Over the course of Sheppard’s press conference Monday, the number “35” was referenced frequently. Thirty-five wasn’t just the number of Wizards’ wins over a 35-47 season, it was also the number of games that stars Bradley Beal, Kyle Kuzma and Kristaps Porzingis played together this past season. 

As Washington heads into a pivotal offseason, Sheppard said 35 games isn’t enough to accurately judge the trio’s potential, even if Beal, Porzingis and Kuzma went just 16-19 when all three were healthy. The executive said he believes their ceiling is much higher, which is why the team will try to re-sign Kuzma and Porzingis this summer when the two likely decline their upcoming player options.

Sheppard, who concluded his fourth full season at the helm, said there’s a “huge sense of urgency” to turn around the franchise after missing the playoffs for a second straight year. Just chasing the play-in tournament and the eighth seed isn’t good enough, he said.

Still, Washington’s fanbase is frustrated with the team’s lack of progress and many seem to believe that locking in a core of Beal, Kuzma and Porzingis moves Washington no closer to escaping the league’s dreaded no man’s land. Beal, after all, already is on a $251 million contract and new deals for Porzingis and Kuzma would tie up Washington’s books for the next few years.

Sheppard understood the argument, but disagrees.

“I’d just like to see that group to make that decision,” Sheppard said. “Obviously, the financial stuff gives people the perception that you’re going to be locked in on that roster forever. But time and time again, if I’d have listened to everybody, right, we’d never have been able to trade some of the contracts that I was told, ‘you’ll never be able to trade this contract.’ … I appreciate the free advice, but it is free.”

Sheppard appeared to be referencing his trades of John Wall, Russell Westbrook and Davis Bertans — players who were seen with unfavorable contracts that the executive was still ultimately able to move. Sheppard traded Wall for Westbrook in December 2020 and then seven months later, spun Westbrook off to the Lakers for a package of players in a complex five-team trade. 

Beyond improving the roster, Sheppard said he would like to see the Wizards get “mentally tougher” next season. He said tough losses too often lingered.
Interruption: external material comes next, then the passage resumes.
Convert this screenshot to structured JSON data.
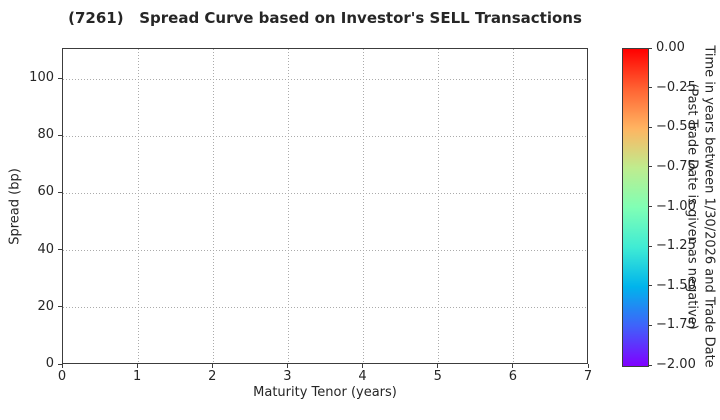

He cited eight losses in which the Wizards had held leads of at least 15 pooints. He also said that the team’s inability to stay healthy is a “concern.” 

If there is an untapped upside to the core three, it won’t materialize until Washington can get more out of Beal. The 29-year-old finished with the most efficient year of his career — he shot 51% — but he played in the second-fewest number of games of his career with 50. 
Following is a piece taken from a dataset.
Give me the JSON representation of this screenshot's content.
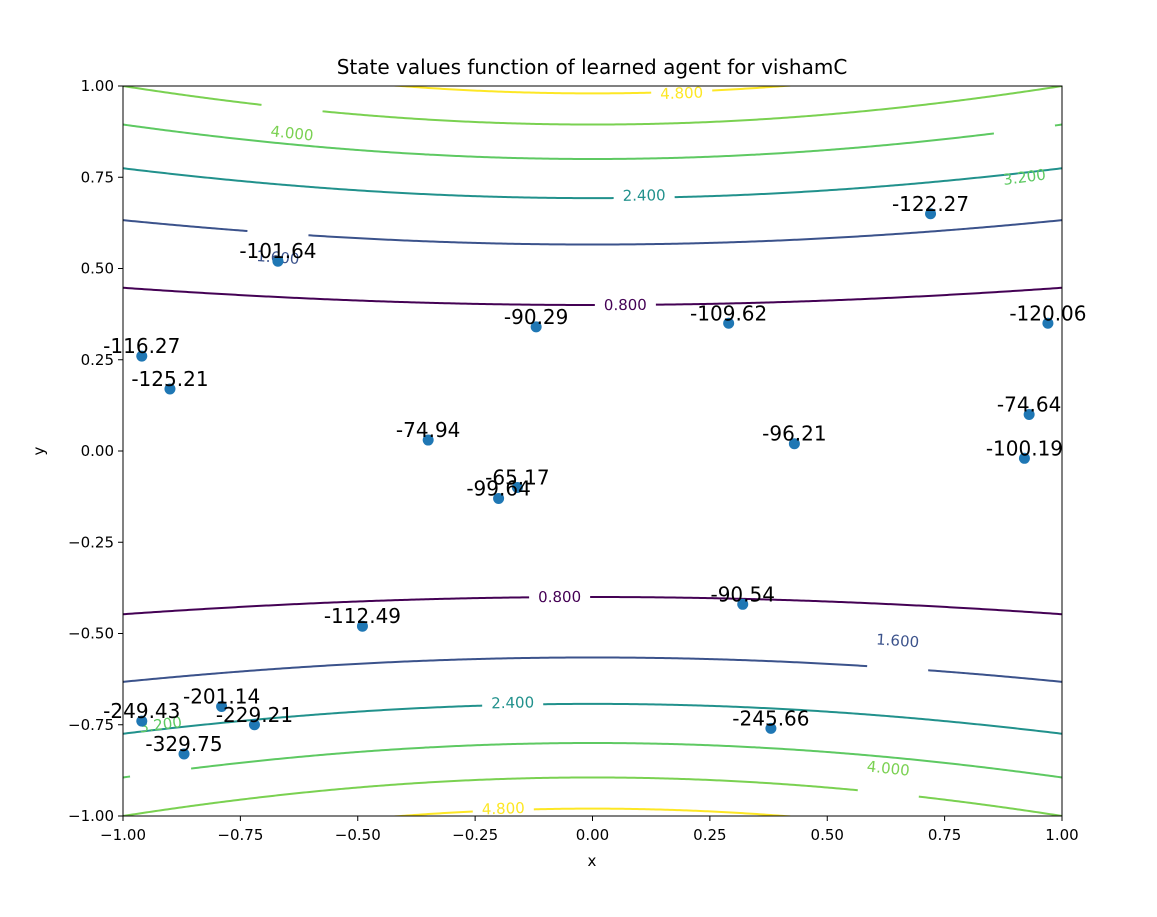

Beal fought through a variety of ailments, but told reporters that he’s looking forward to an offseason in which he can focus on his normal workout routine. He said last year’s wrist surgery and his hamstring injury from 2021 prevented him from properly preparing for the season, which in turn led to injuries. 
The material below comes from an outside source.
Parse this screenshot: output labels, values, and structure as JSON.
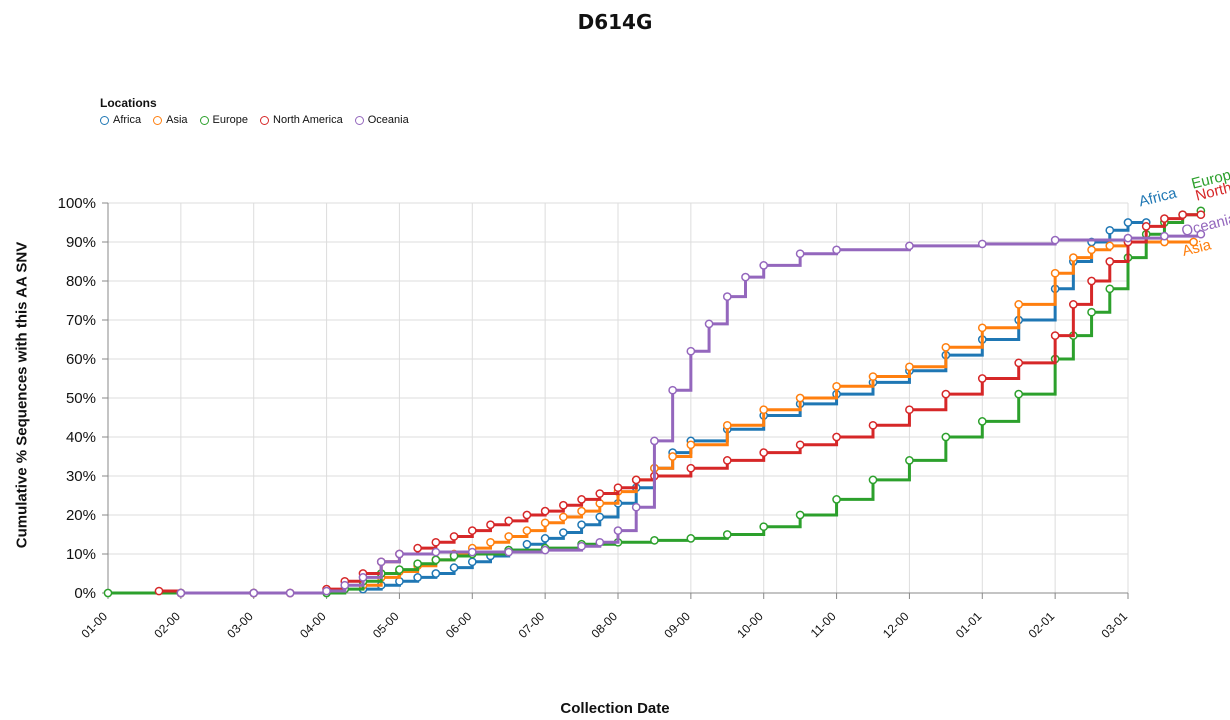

Beal, meanwhile, said he was “definitely frustrated” with the Wizards’ lack of progress — the team also finished 35-47 last year — but wants to remain with the franchise. “If I wanted to leave, you guys would hear and know that Beal wants to leave,” he said. 

Beal said he wouldn’t use the threat of revoking his no-trade clause as leverage to try and force Washington’s management to make deals. 

“I have a low patience level,” Beal said. “It’s not like I’m not angry. I’m definitely disappointed, but I’m not going to sit up here and show that I’m frustrated. I’m angry, but I express that to the necessary voices and people who need to hear it.” 

Kuzma and Porzingis each expressed interest in staying with the Wizards this summer. Porzingis said he had yet to decide whether to decline his $36 million player option, though his camp and the Wizards have reportedly held discussions already about a new contract. 

“The sense of urgency is huge,” Sheppard said. “We can’t wait any longer. It’s time. We’ve got to keep pushing all the different areas we can and look at every opportunity to get better.”